They may not be the forgotten heroes of the 9/11 tragedy, but the townspeople of Gander, Newfoundland who welcomed and cared for the passengers of 38 jetliners that were diverted to their small town after U.S. airspace was closed off deserve greater presence in our collective memory. La Jolla Playhouse, in co-production with Seattle Repertory Theatre, has taken up this cause with an intelligent and frequently stirring world-premiere musical called Come From Away. The one-act ensemble piece written by spouses Irene Sankoff and David Hein and directed by Christopher Ashley also auspiciously launches the Playhouse’s 2015-16 season of entirely new works.

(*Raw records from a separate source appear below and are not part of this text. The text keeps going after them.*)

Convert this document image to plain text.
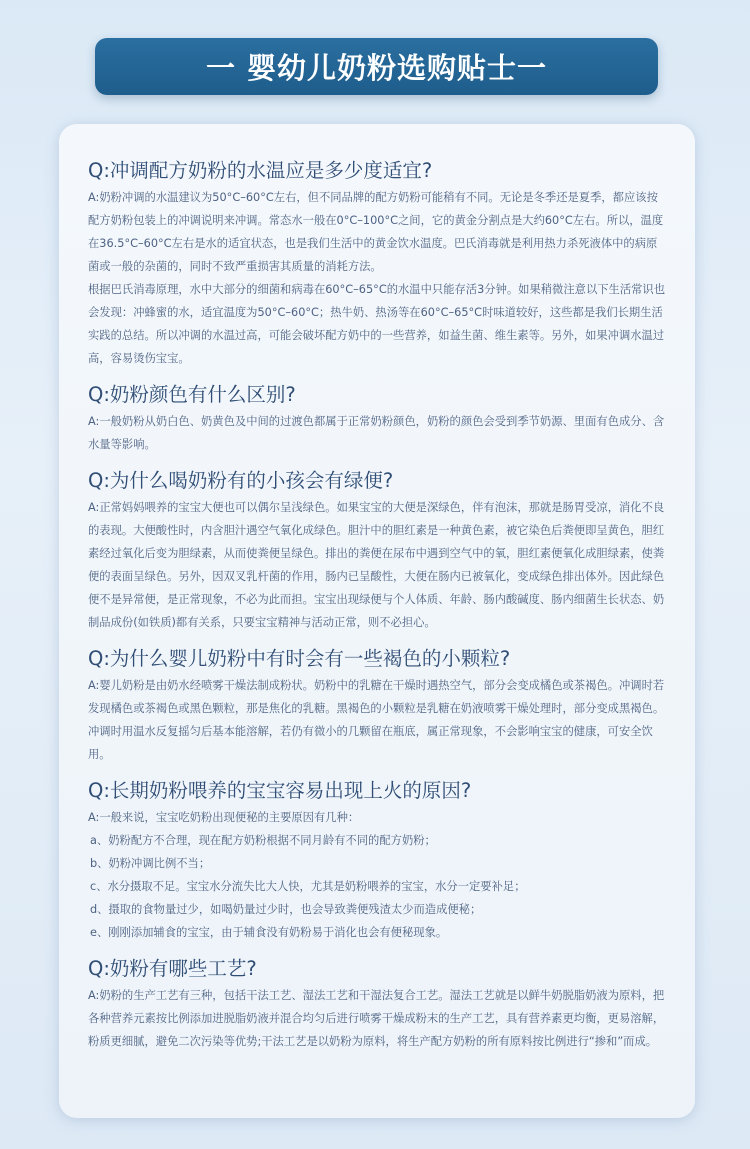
一 婴幼儿奶粉选购贴士一
Q:冲调配方奶粉的水温应是多少度适宜?

A:奶粉冲调的水温建议为50°C–60°C左右，但不同品牌的配方奶粉可能稍有不同。无论是冬季还是夏季，都应该按配方奶粉包装上的冲调说明来冲调。常态水一般在0°C–100°C之间，它的黄金分割点是大约60°C左右。所以，温度在36.5°C–60°C左右是水的适宜状态，也是我们生活中的黄金饮水温度。巴氏消毒就是利用热力杀死液体中的病原菌或一般的杂菌的，同时不致严重损害其质量的消耗方法。

根据巴氏消毒原理，水中大部分的细菌和病毒在60°C–65°C的水温中只能存活3分钟。如果稍微注意以下生活常识也会发现：冲蜂蜜的水，适宜温度为50°C–60°C；热牛奶、热汤等在60°C–65°C时味道较好，这些都是我们长期生活实践的总结。所以冲调的水温过高，可能会破坏配方奶中的一些营养，如益生菌、维生素等。另外，如果冲调水温过高，容易烫伤宝宝。

Q:奶粉颜色有什么区别?

A:一般奶粉从奶白色、奶黄色及中间的过渡色都属于正常奶粉颜色，奶粉的颜色会受到季节奶源、里面有色成分、含水量等影响。

Q:为什么喝奶粉有的小孩会有绿便?

A:正常妈妈喂养的宝宝大便也可以偶尔呈浅绿色。如果宝宝的大便是深绿色，伴有泡沫，那就是肠胃受凉，消化不良的表现。大便酸性时，内含胆汁遇空气氧化成绿色。胆汁中的胆红素是一种黄色素，被它染色后粪便即呈黄色，胆红素经过氧化后变为胆绿素，从而使粪便呈绿色。排出的粪便在尿布中遇到空气中的氧，胆红素便氧化成胆绿素，使粪便的表面呈绿色。另外，因双叉乳杆菌的作用，肠内已呈酸性，大便在肠内已被氧化，变成绿色排出体外。因此绿色便不是异常便，是正常现象，不必为此而担。宝宝出现绿便与个人体质、年龄、肠内酸碱度、肠内细菌生长状态、奶制品成份(如铁质)都有关系，只要宝宝精神与活动正常，则不必担心。

Q:为什么婴儿奶粉中有时会有一些褐色的小颗粒?

A:婴儿奶粉是由奶水经喷雾干燥法制成粉状。奶粉中的乳糖在干燥时遇热空气，部分会变成橘色或茶褐色。冲调时若发现橘色或茶褐色或黑色颗粒，那是焦化的乳糖。黑褐色的小颗粒是乳糖在奶液喷雾干燥处理时，部分变成黑褐色。冲调时用温水反复摇匀后基本能溶解，若仍有微小的几颗留在瓶底，属正常现象，不会影响宝宝的健康，可安全饮用。

Q:长期奶粉喂养的宝宝容易出现上火的原因?

A:一般来说，宝宝吃奶粉出现便秘的主要原因有几种：

a、奶粉配方不合理，现在配方奶粉根据不同月龄有不同的配方奶粉；

b、奶粉冲调比例不当；

c、水分摄取不足。宝宝水分流失比大人快，尤其是奶粉喂养的宝宝，水分一定要补足；

d、摄取的食物量过少，如喝奶量过少时，也会导致粪便残渣太少而造成便秘；

e、刚刚添加辅食的宝宝，由于辅食没有奶粉易于消化也会有便秘现象。

Q:奶粉有哪些工艺?

A:奶粉的生产工艺有三种，包括干法工艺、湿法工艺和干湿法复合工艺。湿法工艺就是以鲜牛奶脱脂奶液为原料，把各种营养元素按比例添加进脱脂奶液并混合均匀后进行喷雾干燥成粉末的生产工艺，具有营养素更均衡，更易溶解，粉质更细腻，避免二次污染等优势;干法工艺是以奶粉为原料，将生产配方奶粉的所有原料按比例进行“掺和”而成。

Come From Away takes a little time to introduce the various characters, among them Gander citizens and airline passengers, with a cast of 12 playing multiple roles. Once the introductions are established, however, the musical moves swiftly as friendships are forged, kindnesses are bestowed, and painful truths about lives and a world forever changed are confronted. Ashley, artistic director of the Playhouse, achieves a masterful synergy of personalities and sub-stories on stage, while a rollicking eight-person band in the wings evokes the spirit of Gander and provides the backdrop for more than a dozen songs that recount the dramatic days when a burg of less than 10,000 nearly doubled in population.
The Come From Away score is not composed of overwrought anthems or iTunes-ready hits, but rather unembellished, expository songs that bring us closer to the characters and their individual swirling emotions. Broadway fixture Jenn Colella is Beverly Bass, the first female captain for a major airline, while Joel Hatch (from Billy Elliot on Broadway) portrays the mayor of Gander. The cast also includes performers well-known to San Diego like Geno Carr and Allison Spratt Pearce.
Thematically, Come From Away does not resort to flag-waving or double-park itself in melancholy. It’s an upbeat 100 minutes that testifies to all the good that men and women can do for each other, not only in general but at the worst possible time: in the wake of genuine evil.